Рохель лежала неподвижно и чувствовала, как из ее лона сочится кровь. Ноги ее были раскинуты, руки оцепенело вытянуты по бокам. Она втягивала холодный воздух, а потом неспешно выдувала его обратно. «Я замужняя женщина», — шептала она потерянному во тьме потолку. И слушала, как городской глашатай кричит с Карлова моста.[19]
— Восемь, и все спокойно!
«Восемь, и все спокойно», — повторила про себя Рохель.
— Девять, и все спокойно!
Вскоре после этого Рохели показалось, будто конские копыта цокают у ворот Юденштадта и голоса доносятся с кладбища, от дома раввина, от дома главы Похоронного общества, от дома школьного учителя, соседнего с домом Зеева. Двери открывались и хлопали. Зеев продолжал спать. Затем конские копыта снова прогрохотали по булыжной мостовой, и ночная тишь окутала Юденштадт.
2
Тридцать первое декабря года одна тысяча шестисотого стало самым несчастливым днем во всей его жизни, полной несчастий.
Сорока восьми лет от роду, с помутившимся рассудком, отвратительным характером, нравом капризного ребенка, без компании, которая могла бы согреть его высохшее сердце, император вкушал свой легкий завтрак: дикого кабана, приготовленного в пиве и вине, блюдо жареного рубца, пирог из ржанок, а также особый напиток, доставленный из Испании, — горячий шоколад. Тяжко вздыхая, он подписал какие-то документы, представленные ему лордом-канцлером, после чего распорядился, чтобы Тайный и Военный советы до завтра обошлись без него. Император пояснил, что пребывает в дурном расположении духа. Рудольфу Габсбургу II, императору Священной Римской империи, как и Богу, требовался отдых. Способны ли они это понять? Конечно. Император расцеловал в обе щеки Виллема Розенберга, своего верховного бургграфа. Затем отпустил всех, кто служил ему лично: четырех юных пажей, доставленных из замка Габсбургов в Вене, и десятерых словенских стражников, что всю ночь стояли, вытянувшись во фрунт, у дверей его опочивальни. Наконец, ласково попрощался с Тихо Браге, своим придворным астрономом и астрологом.

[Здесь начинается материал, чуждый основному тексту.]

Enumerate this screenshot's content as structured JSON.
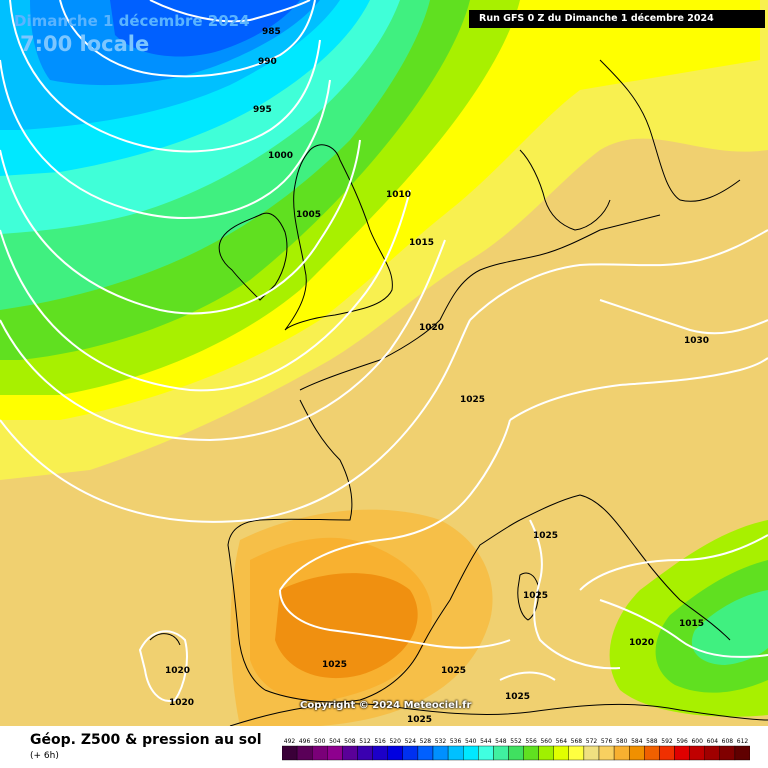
{
  "header": {
    "date": "Dimanche 1 décembre 2024",
    "time": "7:00 locale",
    "run": "Run GFS 0 Z du Dimanche 1 décembre 2024"
  },
  "copyright": "Copyright © 2024 Meteociel.fr",
  "footer": {
    "title": "Géop. Z500 & pression au sol",
    "subtitle": "(+ 6h)"
  },
  "isobar_labels": [
    "985",
    "990",
    "995",
    "1000",
    "1005",
    "1010",
    "1015",
    "1020",
    "1025",
    "1030"
  ],
  "legend": {
    "values": [
      "492",
      "496",
      "500",
      "504",
      "508",
      "512",
      "516",
      "520",
      "524",
      "528",
      "532",
      "536",
      "540",
      "544",
      "548",
      "552",
      "556",
      "560",
      "564",
      "568",
      "572",
      "576",
      "580",
      "584",
      "588",
      "592",
      "596",
      "600",
      "604",
      "608",
      "612"
    ],
    "colors": [
      "#3a0038",
      "#5a0058",
      "#7a0078",
      "#8e008e",
      "#5a0098",
      "#3a00b0",
      "#1c00c8",
      "#0000e0",
      "#0030f0",
      "#0060ff",
      "#0090ff",
      "#00c0ff",
      "#00e8ff",
      "#40ffe0",
      "#40f0a0",
      "#40e060",
      "#60e020",
      "#a0f000",
      "#e0ff00",
      "#ffff40",
      "#f0e080",
      "#f8d060",
      "#f8b030",
      "#f09000",
      "#f06000",
      "#f03000",
      "#e00000",
      "#c00000",
      "#a00000",
      "#800000",
      "#600000"
    ]
  }
}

— Всего хорошего, ваше величество, — с легкой тревогой отозвался Браге. Слишком занятый своим новым ассистентом, немцем по имени Йоханнес Кеплер, тощим и сутулым, но безусловно одаренным блестящим умом, здоровяк-датчанин не удосужился составить гороскоп Рудольфа на тридцать первое декабря года одна тысяча шестисотого. Определенно что-то неладно, раз император его не потребовал.
— Немного устал, Тихо, — только и всего.
Вацлав, камердинер Рудольфа — его неизменный спутник и советник и, как считалось, единственный друг, — послушно поплелся за главой Священной Римской Империи, готовый занять свое место у изножья императорской постели.
— Может император хоть раз в жизни побыть в одиночестве? — поинтересовался Рудольф.
— Прошу прощения, ваше величество.
— Прощаю тебе все твои многообразные грехи. А теперь оставь меня одного, Вацлав. Исчезни.
В итоге в опочивальню Рудольфа сопровождал лишь его любимый лев по кличке Петака. Император собственноручно закрыл массивные двойные двери.
Наконец-то.
Императорская опочивальня была просторной, и кровать на постаменте казалась галерой, затерянной в океане. Только вместо тугих белых парусов ее драпировали мягкие шелка, словно окрашенные тысячами улиточных раковин, раздавленных в мягкую лиловую кашицу. Там же стоял шкаф, а в нем книги — Рабле, Эразм Роттердамский, Кастильоне, «Странствия Марко Поло».